Cependant, à un moment l’enseignante met des barrières : "Je leur dirai : C'est ma vie privée t'as pas besoin de tout savoir".

Géraldine précise : "Oui s'ils me demandent si j'ai des enfants je dis j'ai deux enfants".

Cette dernière ajoute alors : "Je vais justement essayer de garder cette distance, je suis leur maîtresse, il y a des limites qu'ils n'ont pas à savoir".

Certains de ces enseignants ne souhaitent pas cacher aux élèves certains éléments de leur vie privée. En effet, par soucis de loyauté ou pour des raisons éducatives, ils ressentent le besoin de dire clairement les choses aux élèves sans mettre de barrières.

Martine : "Moi je suis persuadée que les enfants auraient besoin d’un discours beaucoup plus clair, beaucoup plus ouvert".

Elle ajoute : "J’estime que c’est de mon devoir d’en parler".

Martine précise ensuite : "Je sentais que c’était pas honnête de ne pas en parler".

Puis rajoute : "Donc s’ils me posent une question, je réponds".

Enfin elle dit : "C’est donc une chose qui était réfléchie car je ne voulais pas me lancer dans quelque chose qui aurait pu à un moment donné se retourner contre moi et pourrir aussi le climat de la classe".

Certains des enseignants interrogés mettent en avant le fait que les élèves ne sont pas si curieux que cela, ou du moins ressentent les sujets sur lesquels ils ne peuvent pas poser de question.

Stéphane indique : "Je pense que les élèves sont très sensibles et qu’ils sentent si, sur un sujet, tu ouvres la porte ou non. La notion de limite est quelque chose de bien connu des élèves car on leur en met constamment. Donc ils doivent immédiatement sentir s’ils peuvent avancer sur ce terrain ou non".

Martine précise : "Les enfants sentent bien qu’il s’agit de quelque chose que tu peux pas parler librement".

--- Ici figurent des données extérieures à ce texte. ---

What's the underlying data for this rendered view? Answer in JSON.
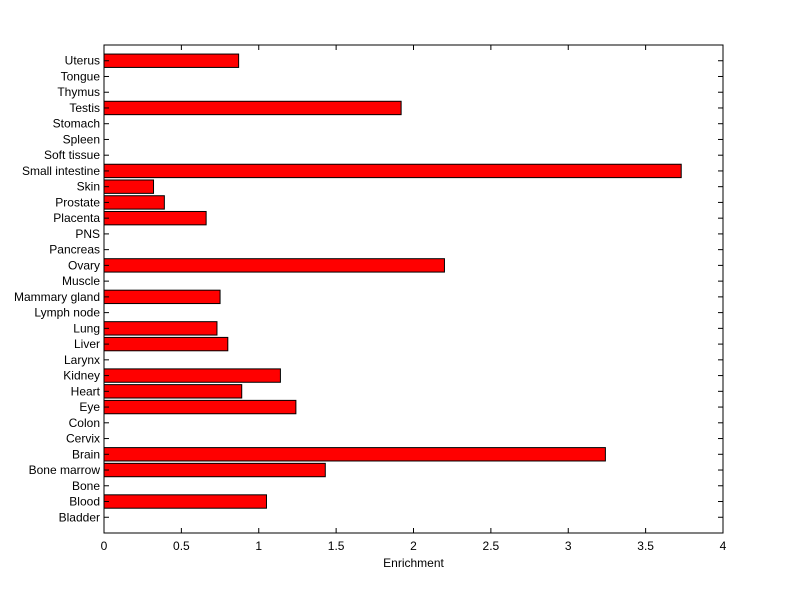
{
  "chart_data": {
    "type": "bar",
    "orientation": "horizontal",
    "title": "",
    "xlabel": "Enrichment",
    "ylabel": "",
    "xlim": [
      0,
      4
    ],
    "xticks": [
      0,
      0.5,
      1,
      1.5,
      2,
      2.5,
      3,
      3.5,
      4
    ],
    "xtick_labels": [
      "0",
      "0.5",
      "1",
      "1.5",
      "2",
      "2.5",
      "3",
      "3.5",
      "4"
    ],
    "grid": false,
    "legend": "none",
    "bar_color": "#ff0000",
    "categories": [
      "Bladder",
      "Blood",
      "Bone",
      "Bone marrow",
      "Brain",
      "Cervix",
      "Colon",
      "Eye",
      "Heart",
      "Kidney",
      "Larynx",
      "Liver",
      "Lung",
      "Lymph node",
      "Mammary gland",
      "Muscle",
      "Ovary",
      "Pancreas",
      "PNS",
      "Placenta",
      "Prostate",
      "Skin",
      "Small intestine",
      "Soft tissue",
      "Spleen",
      "Stomach",
      "Testis",
      "Thymus",
      "Tongue",
      "Uterus"
    ],
    "values": [
      0,
      1.05,
      0,
      1.43,
      3.24,
      0,
      0,
      1.24,
      0.89,
      1.14,
      0,
      0.8,
      0.73,
      0,
      0.75,
      0,
      2.2,
      0,
      0,
      0.66,
      0.39,
      0.32,
      3.73,
      0,
      0,
      0,
      1.92,
      0,
      0,
      0.87
    ]
  }
}
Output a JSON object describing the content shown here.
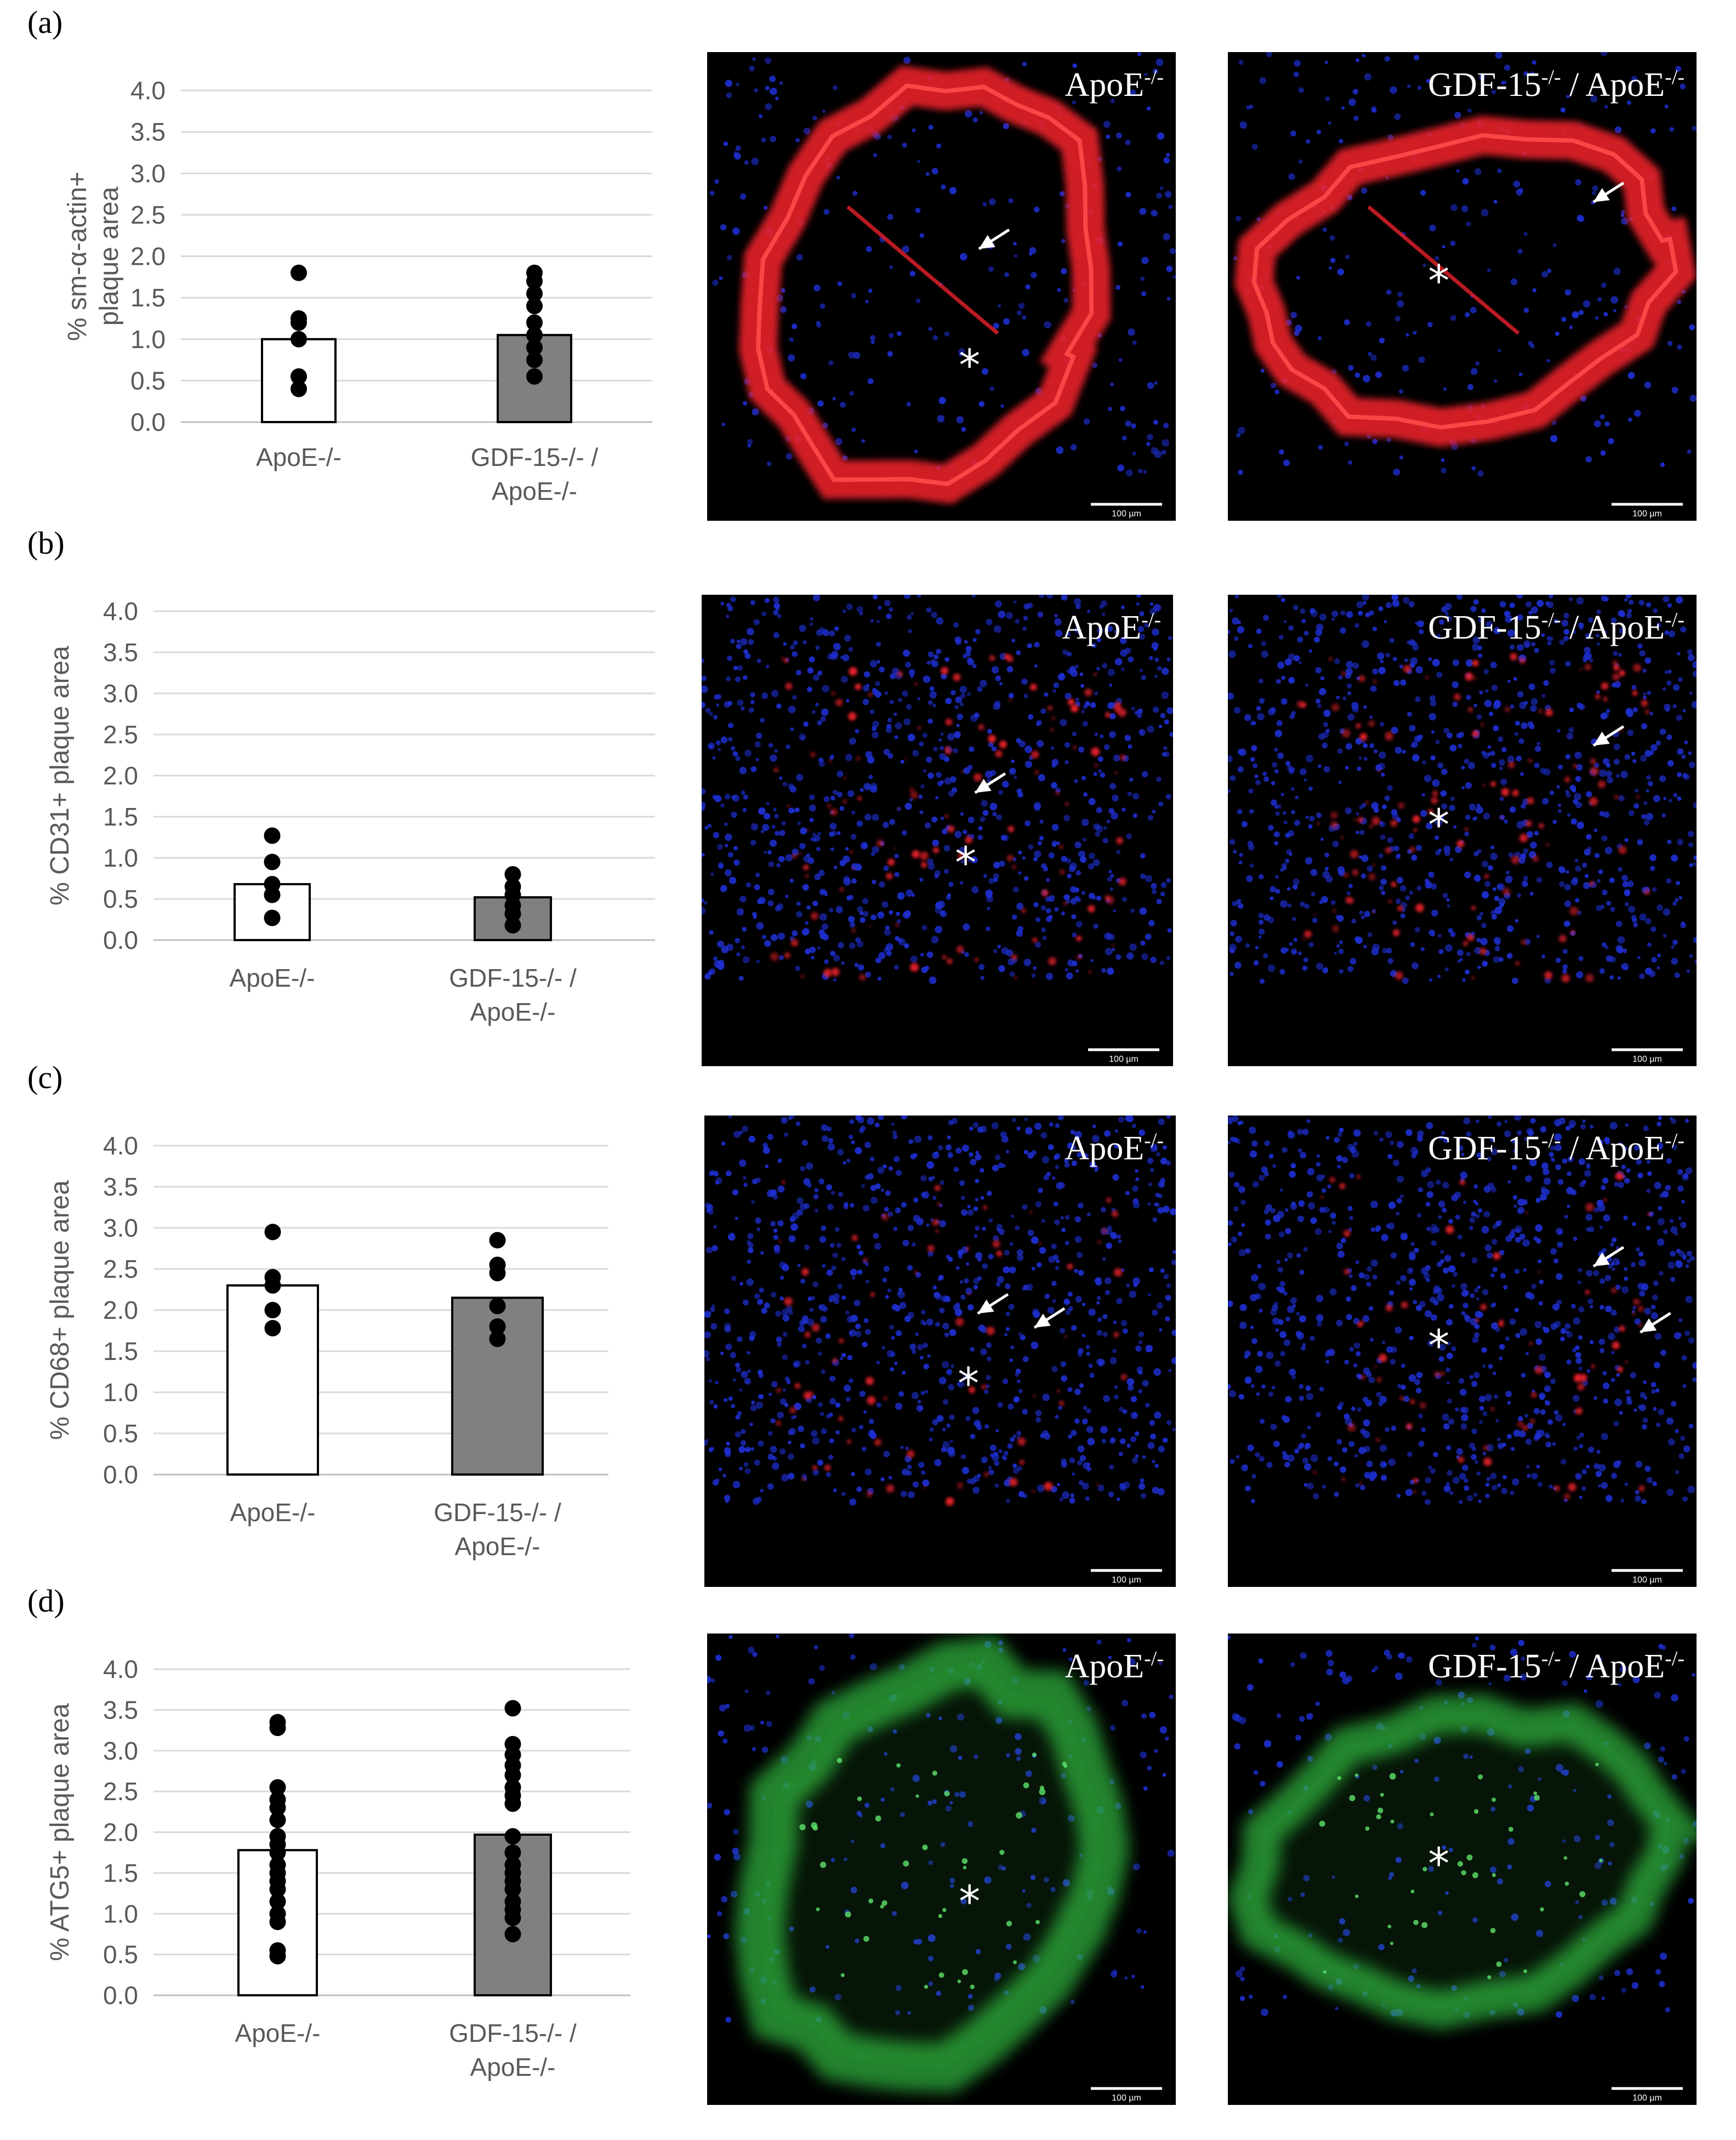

Par ailleurs, certains enseignants apportent leur aide et leur soutien envers des élèves qui ressentent le besoin, en amenant une part de leurs expériences passées. En effet, par le partage de leur vie privée direct avec les élèves, ces enseignants s'impliquent et tentent de gérer les problèmes de ces derniers. Cifali (2000) le souligne alors : "Cette option s'oppose à celle qui définit un tel métier comme uniquement lié à la transmission d'un savoir décontextualisé de tout affect où dans son exercice on viendrait uniquement comme porteur d'un rôle et non pas comme sujet" (Cifali, 2000, 152).

Aude nous précise : "Maintenant ça m'est déjà arrivée pour consoler des élèves de leur dire tu sais moi quand j'étais petite il m'est arrivée la même chose… Etc.

Pis des fois ça peut leur faire du bien".

Sur ce point, Martine explique : "Moi je suis persuadée que les enfants auraient besoin d’un discours beaucoup plus clair, beaucoup plus ouvert par rapport à cela et qu’ils auraient besoin aussi d’avoir quelqu’un à qui s’identifier". Elle ajoute ensuite : "Je suis persuadée qu’il y a d’enfants qui sont délaissés par négligence éducative…".

Géraldine ajoute également : "Les élèves ont parfois besoin de voir que les adultes sont pas forcément si différents, qu'on a vécu des choses semblables…

Donc oui pour lui témoigner la confiance qu'il me donne, je peux lui livrer des choses en retour".